Quote of the Month

When love and skill work together, expect a miracle. John Ruskin




Monday, June 10, 2013

PLIK! PLIK! PLIK!

One of the most anticipated events with elementary students is the loss of a tooth.  Many a lesson, storytelling circle and book browsing session has been interrupted by a young, eager and happy voice shouting out, "My tooth fell out!"  Students gather around the lucky soul as if they have discovered gold.  A plastic tooth on a string necklace, a small hinged box, perfect for holding the treasure, is a favorite piece of "jewelry", a point of pride.

The next morning they are regaling their best buddies with a story of the tooth fairy's visit.  Never having thought about it, but granting it makes perfect sense, other creatures with teeth probably have their own tooth fairies.  With a blast from the prehistoric past The Dinosaur Tooth Fairy (Arthur A. Levine Books, an imprint of Scholastic Inc.) written by Martha Brockenbrough with illustrations by Israel Sanchez tells a tale of teeth, longing and finding the one thing which bridges across the ages.

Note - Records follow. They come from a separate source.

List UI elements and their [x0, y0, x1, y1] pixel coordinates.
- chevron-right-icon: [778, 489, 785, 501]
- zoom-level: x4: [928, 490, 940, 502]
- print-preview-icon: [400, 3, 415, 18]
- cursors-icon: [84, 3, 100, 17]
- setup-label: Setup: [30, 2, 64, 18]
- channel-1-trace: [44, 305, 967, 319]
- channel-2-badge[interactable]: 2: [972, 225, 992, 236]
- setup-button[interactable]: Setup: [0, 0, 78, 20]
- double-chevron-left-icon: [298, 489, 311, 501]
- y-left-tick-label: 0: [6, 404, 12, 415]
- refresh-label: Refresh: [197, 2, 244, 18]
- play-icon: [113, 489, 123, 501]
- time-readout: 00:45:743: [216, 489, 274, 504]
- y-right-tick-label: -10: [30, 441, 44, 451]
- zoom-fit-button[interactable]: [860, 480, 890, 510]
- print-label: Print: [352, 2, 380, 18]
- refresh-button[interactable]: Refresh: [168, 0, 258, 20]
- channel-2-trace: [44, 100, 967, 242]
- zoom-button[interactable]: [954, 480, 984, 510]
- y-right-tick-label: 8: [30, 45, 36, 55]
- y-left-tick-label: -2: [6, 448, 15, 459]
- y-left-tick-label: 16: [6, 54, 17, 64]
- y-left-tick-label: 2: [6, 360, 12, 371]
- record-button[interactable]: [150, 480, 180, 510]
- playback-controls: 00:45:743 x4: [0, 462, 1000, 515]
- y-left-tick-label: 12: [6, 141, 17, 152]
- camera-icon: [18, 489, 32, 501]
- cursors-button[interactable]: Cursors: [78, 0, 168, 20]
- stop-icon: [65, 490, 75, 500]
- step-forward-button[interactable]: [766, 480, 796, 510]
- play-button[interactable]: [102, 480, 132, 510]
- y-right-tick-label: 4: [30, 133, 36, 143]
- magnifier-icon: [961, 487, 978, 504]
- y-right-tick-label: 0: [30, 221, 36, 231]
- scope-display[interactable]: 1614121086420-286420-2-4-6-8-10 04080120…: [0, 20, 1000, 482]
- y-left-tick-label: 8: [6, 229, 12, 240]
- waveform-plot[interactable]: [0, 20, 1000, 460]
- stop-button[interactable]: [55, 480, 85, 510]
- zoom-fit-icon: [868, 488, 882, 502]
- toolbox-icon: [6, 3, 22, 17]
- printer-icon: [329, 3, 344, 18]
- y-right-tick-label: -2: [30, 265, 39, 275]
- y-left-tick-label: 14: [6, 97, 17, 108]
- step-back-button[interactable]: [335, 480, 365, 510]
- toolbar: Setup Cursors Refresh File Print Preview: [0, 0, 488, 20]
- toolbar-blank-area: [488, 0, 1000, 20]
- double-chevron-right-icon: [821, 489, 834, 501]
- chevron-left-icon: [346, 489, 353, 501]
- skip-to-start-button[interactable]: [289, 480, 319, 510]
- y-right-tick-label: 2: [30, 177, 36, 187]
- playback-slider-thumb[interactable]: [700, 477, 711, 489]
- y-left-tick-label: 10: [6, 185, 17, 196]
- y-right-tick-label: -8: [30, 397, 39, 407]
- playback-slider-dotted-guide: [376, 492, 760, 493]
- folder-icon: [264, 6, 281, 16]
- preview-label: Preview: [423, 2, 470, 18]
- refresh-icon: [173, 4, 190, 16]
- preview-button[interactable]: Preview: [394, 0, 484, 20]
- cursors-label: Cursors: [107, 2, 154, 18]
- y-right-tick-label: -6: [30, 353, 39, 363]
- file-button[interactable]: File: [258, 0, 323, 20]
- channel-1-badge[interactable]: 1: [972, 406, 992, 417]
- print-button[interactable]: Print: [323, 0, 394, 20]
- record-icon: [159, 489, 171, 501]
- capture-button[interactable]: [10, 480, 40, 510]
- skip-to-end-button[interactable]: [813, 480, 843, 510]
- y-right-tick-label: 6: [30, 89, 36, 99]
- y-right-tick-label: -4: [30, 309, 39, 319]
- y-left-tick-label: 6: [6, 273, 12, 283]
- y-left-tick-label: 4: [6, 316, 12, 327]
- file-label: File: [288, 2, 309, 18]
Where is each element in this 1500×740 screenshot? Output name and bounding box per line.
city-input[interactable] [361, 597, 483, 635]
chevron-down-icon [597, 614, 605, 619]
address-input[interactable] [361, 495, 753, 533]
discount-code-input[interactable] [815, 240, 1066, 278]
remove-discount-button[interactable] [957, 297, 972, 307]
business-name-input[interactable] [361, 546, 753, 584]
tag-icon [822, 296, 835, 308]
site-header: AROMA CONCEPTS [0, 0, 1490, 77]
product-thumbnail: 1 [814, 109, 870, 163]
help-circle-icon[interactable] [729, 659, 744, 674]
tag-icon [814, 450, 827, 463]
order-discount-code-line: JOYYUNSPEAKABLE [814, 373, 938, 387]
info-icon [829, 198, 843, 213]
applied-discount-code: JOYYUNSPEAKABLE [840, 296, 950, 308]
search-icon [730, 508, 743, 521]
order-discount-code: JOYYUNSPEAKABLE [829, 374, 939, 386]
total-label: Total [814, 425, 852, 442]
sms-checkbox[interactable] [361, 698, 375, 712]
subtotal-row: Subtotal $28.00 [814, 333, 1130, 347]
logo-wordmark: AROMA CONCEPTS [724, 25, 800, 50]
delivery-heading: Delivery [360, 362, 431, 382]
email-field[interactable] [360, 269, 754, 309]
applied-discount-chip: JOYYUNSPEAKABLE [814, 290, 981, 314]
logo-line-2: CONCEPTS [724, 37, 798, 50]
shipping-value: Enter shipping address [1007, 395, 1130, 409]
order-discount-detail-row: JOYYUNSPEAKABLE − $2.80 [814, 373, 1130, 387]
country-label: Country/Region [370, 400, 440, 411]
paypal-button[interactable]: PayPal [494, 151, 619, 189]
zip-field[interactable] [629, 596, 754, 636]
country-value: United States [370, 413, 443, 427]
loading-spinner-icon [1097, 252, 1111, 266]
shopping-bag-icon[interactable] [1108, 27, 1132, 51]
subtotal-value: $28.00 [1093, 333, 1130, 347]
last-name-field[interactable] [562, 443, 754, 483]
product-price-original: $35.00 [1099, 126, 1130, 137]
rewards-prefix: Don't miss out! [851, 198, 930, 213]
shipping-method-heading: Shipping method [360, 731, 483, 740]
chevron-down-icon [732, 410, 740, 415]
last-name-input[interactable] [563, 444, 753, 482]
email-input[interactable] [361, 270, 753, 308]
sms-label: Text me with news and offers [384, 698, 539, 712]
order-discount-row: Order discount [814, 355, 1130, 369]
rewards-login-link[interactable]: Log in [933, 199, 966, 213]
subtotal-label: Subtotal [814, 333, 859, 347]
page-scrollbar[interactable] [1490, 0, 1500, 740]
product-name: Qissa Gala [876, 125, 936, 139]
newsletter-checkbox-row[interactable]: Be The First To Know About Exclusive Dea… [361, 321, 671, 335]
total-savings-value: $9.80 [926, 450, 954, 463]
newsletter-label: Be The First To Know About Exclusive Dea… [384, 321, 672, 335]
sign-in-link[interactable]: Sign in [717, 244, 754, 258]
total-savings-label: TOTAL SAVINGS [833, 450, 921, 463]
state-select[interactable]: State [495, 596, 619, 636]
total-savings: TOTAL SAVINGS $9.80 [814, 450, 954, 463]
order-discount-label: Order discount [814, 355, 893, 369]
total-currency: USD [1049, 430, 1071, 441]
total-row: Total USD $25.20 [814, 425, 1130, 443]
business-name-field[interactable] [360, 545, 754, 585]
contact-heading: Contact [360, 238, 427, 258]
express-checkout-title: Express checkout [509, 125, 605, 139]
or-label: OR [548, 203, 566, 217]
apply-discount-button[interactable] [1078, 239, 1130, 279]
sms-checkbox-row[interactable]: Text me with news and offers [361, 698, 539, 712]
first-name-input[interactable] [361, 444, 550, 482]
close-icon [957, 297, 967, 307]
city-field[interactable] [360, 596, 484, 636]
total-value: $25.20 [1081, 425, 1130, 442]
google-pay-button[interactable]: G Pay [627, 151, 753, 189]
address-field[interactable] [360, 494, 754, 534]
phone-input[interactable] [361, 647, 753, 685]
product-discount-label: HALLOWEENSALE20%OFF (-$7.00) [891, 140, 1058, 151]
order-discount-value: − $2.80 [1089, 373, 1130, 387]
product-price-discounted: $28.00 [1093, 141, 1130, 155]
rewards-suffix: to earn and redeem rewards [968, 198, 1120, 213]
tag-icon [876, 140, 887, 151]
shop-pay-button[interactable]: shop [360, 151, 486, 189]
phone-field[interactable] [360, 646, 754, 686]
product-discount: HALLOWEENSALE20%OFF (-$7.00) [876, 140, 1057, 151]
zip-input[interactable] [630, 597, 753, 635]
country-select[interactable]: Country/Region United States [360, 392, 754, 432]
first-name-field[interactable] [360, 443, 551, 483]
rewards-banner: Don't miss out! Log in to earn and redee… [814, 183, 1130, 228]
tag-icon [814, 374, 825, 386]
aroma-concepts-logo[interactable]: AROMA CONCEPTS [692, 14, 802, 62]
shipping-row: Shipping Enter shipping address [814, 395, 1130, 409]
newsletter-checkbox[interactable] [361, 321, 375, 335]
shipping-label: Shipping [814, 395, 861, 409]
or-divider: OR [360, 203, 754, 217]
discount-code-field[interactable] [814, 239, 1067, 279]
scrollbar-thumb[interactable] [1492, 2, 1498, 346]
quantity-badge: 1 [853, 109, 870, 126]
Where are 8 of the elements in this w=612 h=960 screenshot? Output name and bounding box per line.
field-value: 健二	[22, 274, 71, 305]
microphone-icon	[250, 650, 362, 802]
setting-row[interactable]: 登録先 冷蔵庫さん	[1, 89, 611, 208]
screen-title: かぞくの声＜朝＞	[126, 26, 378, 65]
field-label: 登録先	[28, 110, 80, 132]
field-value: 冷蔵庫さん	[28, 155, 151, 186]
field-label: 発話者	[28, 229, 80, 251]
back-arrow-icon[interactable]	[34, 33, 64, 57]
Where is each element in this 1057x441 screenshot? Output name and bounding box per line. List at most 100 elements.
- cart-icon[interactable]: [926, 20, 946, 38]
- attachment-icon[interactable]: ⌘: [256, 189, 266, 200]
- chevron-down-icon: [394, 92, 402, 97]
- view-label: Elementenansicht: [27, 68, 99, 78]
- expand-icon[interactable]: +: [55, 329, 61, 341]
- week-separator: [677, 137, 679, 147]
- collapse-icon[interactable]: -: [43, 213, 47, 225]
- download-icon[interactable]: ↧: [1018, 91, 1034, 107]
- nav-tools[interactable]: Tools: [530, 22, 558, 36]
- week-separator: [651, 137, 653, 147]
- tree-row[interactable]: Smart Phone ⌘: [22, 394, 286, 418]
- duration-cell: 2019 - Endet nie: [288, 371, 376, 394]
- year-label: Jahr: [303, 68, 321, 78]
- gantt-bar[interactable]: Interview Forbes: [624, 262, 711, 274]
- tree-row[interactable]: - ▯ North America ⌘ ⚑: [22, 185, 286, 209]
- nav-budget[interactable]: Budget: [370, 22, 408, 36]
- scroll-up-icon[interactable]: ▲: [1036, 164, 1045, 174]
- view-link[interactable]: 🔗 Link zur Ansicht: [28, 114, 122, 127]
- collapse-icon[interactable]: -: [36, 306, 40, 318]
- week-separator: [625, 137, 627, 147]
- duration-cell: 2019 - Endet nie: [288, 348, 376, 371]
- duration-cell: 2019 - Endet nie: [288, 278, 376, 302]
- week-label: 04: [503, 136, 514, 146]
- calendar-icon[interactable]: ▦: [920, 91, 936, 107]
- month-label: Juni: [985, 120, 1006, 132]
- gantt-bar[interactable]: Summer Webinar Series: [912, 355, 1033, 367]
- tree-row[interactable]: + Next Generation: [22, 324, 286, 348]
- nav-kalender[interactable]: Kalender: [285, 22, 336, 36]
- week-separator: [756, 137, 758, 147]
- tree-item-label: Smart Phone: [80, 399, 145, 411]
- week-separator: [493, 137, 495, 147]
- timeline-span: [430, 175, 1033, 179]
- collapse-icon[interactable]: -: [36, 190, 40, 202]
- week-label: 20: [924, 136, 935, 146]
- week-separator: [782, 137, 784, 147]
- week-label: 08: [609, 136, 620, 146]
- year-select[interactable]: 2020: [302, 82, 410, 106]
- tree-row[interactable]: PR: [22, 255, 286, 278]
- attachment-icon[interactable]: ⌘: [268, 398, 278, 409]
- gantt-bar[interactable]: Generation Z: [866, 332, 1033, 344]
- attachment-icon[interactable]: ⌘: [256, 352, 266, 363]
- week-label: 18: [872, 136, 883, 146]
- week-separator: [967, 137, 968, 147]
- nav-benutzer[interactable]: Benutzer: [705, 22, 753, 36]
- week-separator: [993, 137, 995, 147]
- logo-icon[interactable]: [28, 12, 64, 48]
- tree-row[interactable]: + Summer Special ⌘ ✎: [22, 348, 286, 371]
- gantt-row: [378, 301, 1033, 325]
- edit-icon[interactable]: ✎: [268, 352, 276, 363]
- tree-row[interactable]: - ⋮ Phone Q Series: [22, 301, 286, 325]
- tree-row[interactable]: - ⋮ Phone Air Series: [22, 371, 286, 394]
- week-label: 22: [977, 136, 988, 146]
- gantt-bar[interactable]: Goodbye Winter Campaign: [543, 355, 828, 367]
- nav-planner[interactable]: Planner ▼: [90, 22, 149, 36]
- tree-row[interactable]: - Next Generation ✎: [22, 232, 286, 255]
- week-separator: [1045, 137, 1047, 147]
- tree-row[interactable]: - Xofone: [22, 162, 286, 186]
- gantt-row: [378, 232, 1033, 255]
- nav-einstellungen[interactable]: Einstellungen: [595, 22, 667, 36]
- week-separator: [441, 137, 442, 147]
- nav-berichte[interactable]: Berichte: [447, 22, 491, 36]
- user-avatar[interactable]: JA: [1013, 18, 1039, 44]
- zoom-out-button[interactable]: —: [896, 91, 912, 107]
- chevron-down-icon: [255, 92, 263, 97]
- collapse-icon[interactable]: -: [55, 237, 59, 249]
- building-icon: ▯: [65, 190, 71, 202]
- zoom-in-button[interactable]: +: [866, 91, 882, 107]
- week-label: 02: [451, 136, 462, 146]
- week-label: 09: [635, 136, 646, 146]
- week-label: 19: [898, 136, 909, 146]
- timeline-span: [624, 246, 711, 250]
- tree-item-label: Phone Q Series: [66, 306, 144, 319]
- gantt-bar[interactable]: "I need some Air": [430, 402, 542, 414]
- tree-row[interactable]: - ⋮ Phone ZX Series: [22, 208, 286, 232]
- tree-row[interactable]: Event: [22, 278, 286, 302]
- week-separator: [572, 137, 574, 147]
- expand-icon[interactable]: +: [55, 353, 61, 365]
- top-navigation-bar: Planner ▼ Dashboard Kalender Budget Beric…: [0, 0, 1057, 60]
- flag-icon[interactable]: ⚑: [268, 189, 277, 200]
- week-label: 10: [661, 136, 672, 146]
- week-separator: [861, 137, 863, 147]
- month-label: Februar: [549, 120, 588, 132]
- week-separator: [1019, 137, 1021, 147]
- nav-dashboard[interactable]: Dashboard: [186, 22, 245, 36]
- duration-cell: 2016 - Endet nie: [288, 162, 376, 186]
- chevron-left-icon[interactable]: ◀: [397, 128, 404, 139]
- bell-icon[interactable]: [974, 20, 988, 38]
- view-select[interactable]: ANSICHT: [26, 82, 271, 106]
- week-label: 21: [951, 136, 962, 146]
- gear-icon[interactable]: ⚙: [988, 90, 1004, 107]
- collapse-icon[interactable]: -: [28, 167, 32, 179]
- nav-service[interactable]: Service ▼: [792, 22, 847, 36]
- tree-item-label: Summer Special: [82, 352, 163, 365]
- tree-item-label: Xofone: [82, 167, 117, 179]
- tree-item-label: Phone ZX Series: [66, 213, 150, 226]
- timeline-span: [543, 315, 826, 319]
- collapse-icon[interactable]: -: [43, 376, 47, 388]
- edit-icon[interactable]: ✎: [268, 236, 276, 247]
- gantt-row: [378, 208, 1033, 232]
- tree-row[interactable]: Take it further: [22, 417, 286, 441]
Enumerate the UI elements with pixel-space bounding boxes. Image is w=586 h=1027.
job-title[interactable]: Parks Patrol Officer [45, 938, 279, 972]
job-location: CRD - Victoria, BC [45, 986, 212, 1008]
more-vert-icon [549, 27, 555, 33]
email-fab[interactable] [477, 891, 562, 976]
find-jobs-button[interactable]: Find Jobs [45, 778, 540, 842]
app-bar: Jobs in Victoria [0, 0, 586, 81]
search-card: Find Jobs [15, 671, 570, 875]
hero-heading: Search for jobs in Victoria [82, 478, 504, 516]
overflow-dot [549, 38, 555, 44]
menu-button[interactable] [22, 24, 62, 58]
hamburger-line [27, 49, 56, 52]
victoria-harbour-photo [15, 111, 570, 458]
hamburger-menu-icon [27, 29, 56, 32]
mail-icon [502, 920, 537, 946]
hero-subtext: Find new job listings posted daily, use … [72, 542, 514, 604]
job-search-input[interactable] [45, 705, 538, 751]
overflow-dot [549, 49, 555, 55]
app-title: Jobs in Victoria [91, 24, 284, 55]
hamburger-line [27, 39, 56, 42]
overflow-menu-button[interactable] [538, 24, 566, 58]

Inside the museum of truly old things, past the food court, the woolly mammoths, and the wheel exhibit, the last Dinosaur Tooth Fairy polishes her collection of fangs.

As you can imagine it has been quite some time since the Dinosaur Tooth Fairy has gathered in any new pearly whites.  You can only dust and shine your current cache for so many millenia before the urge, the urge for another tooth, is overwhelming.  Being the final one of your kind is mighty, mighty lonely, too.

With the practiced eye of one at the top of her profession, the Dinosaur Tooth Fairy spies a very loose tooth, so loose it falls out of the mouth of a young visitor at the museum. Lickety split she leaves her world behind to see the little girl gulped up by a noisy, yellow behemoth; she grabs on for all she's worth.  When it stops, with relief she notes, the child escapes only to enter another challenging menace.

As darkness descends, finally finding an opening, she continues her pursuit looking in the most unusual nooks and crannies (to her) with next to no help from the other irritating inhabitants.  As the sun begins it's climb into a new day, the Dinosaur Tooth Fairy's goal is at last within her grasp.  She reaches... getting more than she bargained for in the beginning.


As evidenced by her young adult title debut (Devine Intervention reviewed here) author Martha Brockenbrough knows how to spin a story that is heartwarming, thoughtful and surprising.  Her love of language, playing with word combinations, to create the correct atmosphere for the tale and meaningful moods for her characters, will call out to you, welcoming you to join in the toothy quest.  Choosing to focus on a single word, repeating it three times in a row, increases tension, further binding the reader to the plight of the desperate dino.  Here are a couple of examples.

She has a spiky beauty from a Spinosaurus,
a mighty molar from the Gigantosaurus,
and a splendid side tooth she snagged from a yawning duck-billed Hadrosaur.

It's definitely not with the parrot,
who is rude, rude, rude and that is ALL there is to say.


How can readers not be drawn to the green, grinning, crowned, flying dinosaur in a frilly skirt, purple purse loaded with large teeth, on the cover of this book?  The truth is, they can't.  Using gouache to color the world of The Dinosaur Tooth Fairy, illustrator Israel Sanchez, putting paint to paper, begins to add his special ingredients to the story as soon as the cover is opened.

His visuals tell a tale all their own complimenting and completing Brockenbrough's words.  Readers will immediately note and continue to look for the mysterious being in disguise.  Most of the the bold, bright pictures extend from edge to edge across two pages; a few single pages are opposite a large oval illustration.  The humorous delight is in the details, facial expressions and body language, dinosaur tails, dog drool, dentures in a glass, a hairy hamster and a cranky, tattle-tale parrot.  I think one of the funniest pictures is of the Dinosaur Tooth Fairy squeezing through the doggy door trying to placate the household pet with dog bones.


A first picture book for both author Martha Brockenbrough and illustrator Israel Sanchez, The Dinosaur Tooth Fairy will fly right into your heart filling it with laughter and friendship...and you won't even have to loose a tooth to get these gems.

By following the link embedded in the title you will find lots of extra goodies at a special website for the book.  There are links embedded in the author and illustrator names to their official websites.  Martha Brockenbrough is donating ten percent of her royalties to Kids International Dental Services, which provides pro bono dental care to impoverished children in developing countries.